Saturday, May 10, 2008

That's New(s) To Me

Thanks to a comment from Den on one of my recent posts, I was moved to research the origin of the way “news” interacts with verbs as a singular plural. While it is a collective noun, you never see someone write about a “new”.

In several places, folks have repeated the folksy rumor that news stands for “north, east, west, south”, as an acronym for information coming from all points of the compass. However cute that story, it holds no truth. As the Wordwizard has kindly explained, the etymology began in the singular word “newe”. agrees, as well, but I link to them plenty.

Imagine someone calling out, “What news?” They are asking you for any new information about people or events that may be of interest to you.

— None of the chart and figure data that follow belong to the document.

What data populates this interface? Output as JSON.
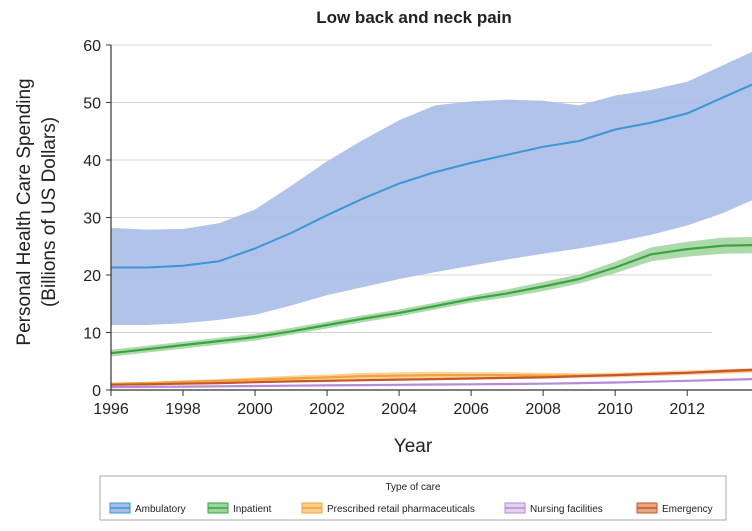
{
  "chart_data": {
    "type": "area",
    "title": "Low back and neck pain",
    "xlabel": "Year",
    "ylabel": "Personal Health Care Spending",
    "ylabel_units": "(Billions of US Dollars)",
    "xlim": [
      1996,
      2013.8
    ],
    "ylim": [
      0,
      60
    ],
    "x_ticks": [
      1996,
      1998,
      2000,
      2002,
      2004,
      2006,
      2008,
      2010,
      2012
    ],
    "y_ticks": [
      0,
      10,
      20,
      30,
      40,
      50,
      60
    ],
    "grid": true,
    "legend_title": "Type of care",
    "legend_position": "bottom",
    "x": [
      1996,
      1997,
      1998,
      1999,
      2000,
      2001,
      2002,
      2003,
      2004,
      2005,
      2006,
      2007,
      2008,
      2009,
      2010,
      2011,
      2012,
      2013,
      2013.8
    ],
    "series": [
      {
        "name": "Ambulatory",
        "color": "#3a96d6",
        "band_color": "#a9bde6",
        "values": [
          21.3,
          21.3,
          21.6,
          22.4,
          24.6,
          27.3,
          30.4,
          33.3,
          35.9,
          37.9,
          39.5,
          40.9,
          42.3,
          43.3,
          45.3,
          46.5,
          48.1,
          50.9,
          53.1
        ],
        "lower": [
          11.3,
          11.3,
          11.6,
          12.2,
          13.1,
          14.7,
          16.5,
          17.9,
          19.3,
          20.5,
          21.6,
          22.7,
          23.7,
          24.6,
          25.7,
          27.0,
          28.6,
          30.8,
          33.0
        ],
        "upper": [
          28.2,
          27.9,
          28.0,
          29.0,
          31.4,
          35.5,
          39.8,
          43.5,
          46.9,
          49.5,
          50.2,
          50.5,
          50.3,
          49.5,
          51.2,
          52.2,
          53.6,
          56.5,
          58.8
        ]
      },
      {
        "name": "Inpatient",
        "color": "#3aa443",
        "band_color": "#9fd39c",
        "values": [
          6.4,
          7.1,
          7.8,
          8.5,
          9.2,
          10.2,
          11.3,
          12.4,
          13.4,
          14.6,
          15.8,
          16.8,
          18.0,
          19.3,
          21.3,
          23.6,
          24.5,
          25.1,
          25.2
        ],
        "lower": [
          5.8,
          6.5,
          7.2,
          7.9,
          8.6,
          9.6,
          10.7,
          11.8,
          12.8,
          14.0,
          15.2,
          16.1,
          17.2,
          18.5,
          20.3,
          22.4,
          23.2,
          23.7,
          23.8
        ],
        "upper": [
          7.0,
          7.7,
          8.4,
          9.1,
          9.8,
          10.8,
          11.9,
          13.0,
          14.0,
          15.2,
          16.4,
          17.5,
          18.8,
          20.1,
          22.3,
          24.8,
          25.8,
          26.5,
          26.6
        ]
      },
      {
        "name": "Prescribed retail pharmaceuticals",
        "color": "#f2a33a",
        "band_color": "#f9cd8c",
        "values": [
          1.1,
          1.2,
          1.4,
          1.6,
          1.8,
          2.0,
          2.2,
          2.4,
          2.5,
          2.6,
          2.6,
          2.6,
          2.5,
          2.5,
          2.6,
          2.8,
          3.0,
          3.2,
          3.4
        ],
        "lower": [
          0.9,
          1.0,
          1.1,
          1.3,
          1.4,
          1.6,
          1.7,
          1.8,
          1.9,
          2.0,
          2.0,
          2.0,
          2.0,
          2.1,
          2.2,
          2.4,
          2.6,
          2.8,
          3.0
        ],
        "upper": [
          1.3,
          1.4,
          1.7,
          1.9,
          2.2,
          2.5,
          2.7,
          3.0,
          3.1,
          3.2,
          3.1,
          3.1,
          3.0,
          2.9,
          3.0,
          3.2,
          3.4,
          3.6,
          3.8
        ]
      },
      {
        "name": "Nursing facilities",
        "color": "#b78ad6",
        "band_color": "#e3d2ee",
        "values": [
          0.5,
          0.55,
          0.6,
          0.65,
          0.7,
          0.75,
          0.8,
          0.85,
          0.9,
          0.95,
          1.0,
          1.05,
          1.1,
          1.2,
          1.3,
          1.45,
          1.6,
          1.75,
          1.9
        ],
        "lower": [
          0.4,
          0.45,
          0.5,
          0.55,
          0.6,
          0.65,
          0.7,
          0.75,
          0.8,
          0.85,
          0.9,
          0.95,
          1.0,
          1.1,
          1.2,
          1.35,
          1.5,
          1.65,
          1.8
        ],
        "upper": [
          0.6,
          0.65,
          0.7,
          0.75,
          0.8,
          0.85,
          0.9,
          0.95,
          1.0,
          1.05,
          1.1,
          1.15,
          1.2,
          1.3,
          1.4,
          1.55,
          1.7,
          1.85,
          2.0
        ]
      },
      {
        "name": "Emergency",
        "color": "#c8562c",
        "band_color": "#e8a47e",
        "values": [
          0.9,
          1.0,
          1.1,
          1.2,
          1.35,
          1.5,
          1.6,
          1.7,
          1.8,
          1.9,
          2.0,
          2.1,
          2.2,
          2.4,
          2.6,
          2.8,
          3.0,
          3.3,
          3.5
        ],
        "lower": [
          0.8,
          0.9,
          1.0,
          1.1,
          1.2,
          1.35,
          1.45,
          1.55,
          1.65,
          1.75,
          1.85,
          1.95,
          2.05,
          2.25,
          2.45,
          2.65,
          2.85,
          3.1,
          3.3
        ],
        "upper": [
          1.0,
          1.1,
          1.2,
          1.3,
          1.5,
          1.65,
          1.75,
          1.85,
          1.95,
          2.05,
          2.15,
          2.25,
          2.35,
          2.55,
          2.75,
          2.95,
          3.15,
          3.5,
          3.7
        ]
      }
    ]
  }
}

While the dusty origins of the word may be plural, its use refers to a conglomeration of single events.

Thus, what used to be a “newe” has now become an article or a “piece of news” or even, heaven forfend, a “news item”. The news has become a single entity, like the ocean, and just as polluted with garbage, as often as not. Both are made up of myriad tiny pieces, in which unwary explorers can drown if they forget to use their brains.

I fear I've gone a bit off track, here. Suffice it to say that the word “news” acts as a singular word, a sort of collective noun for tidbits of information that you may not yet have known. I suspect that this is not news to you.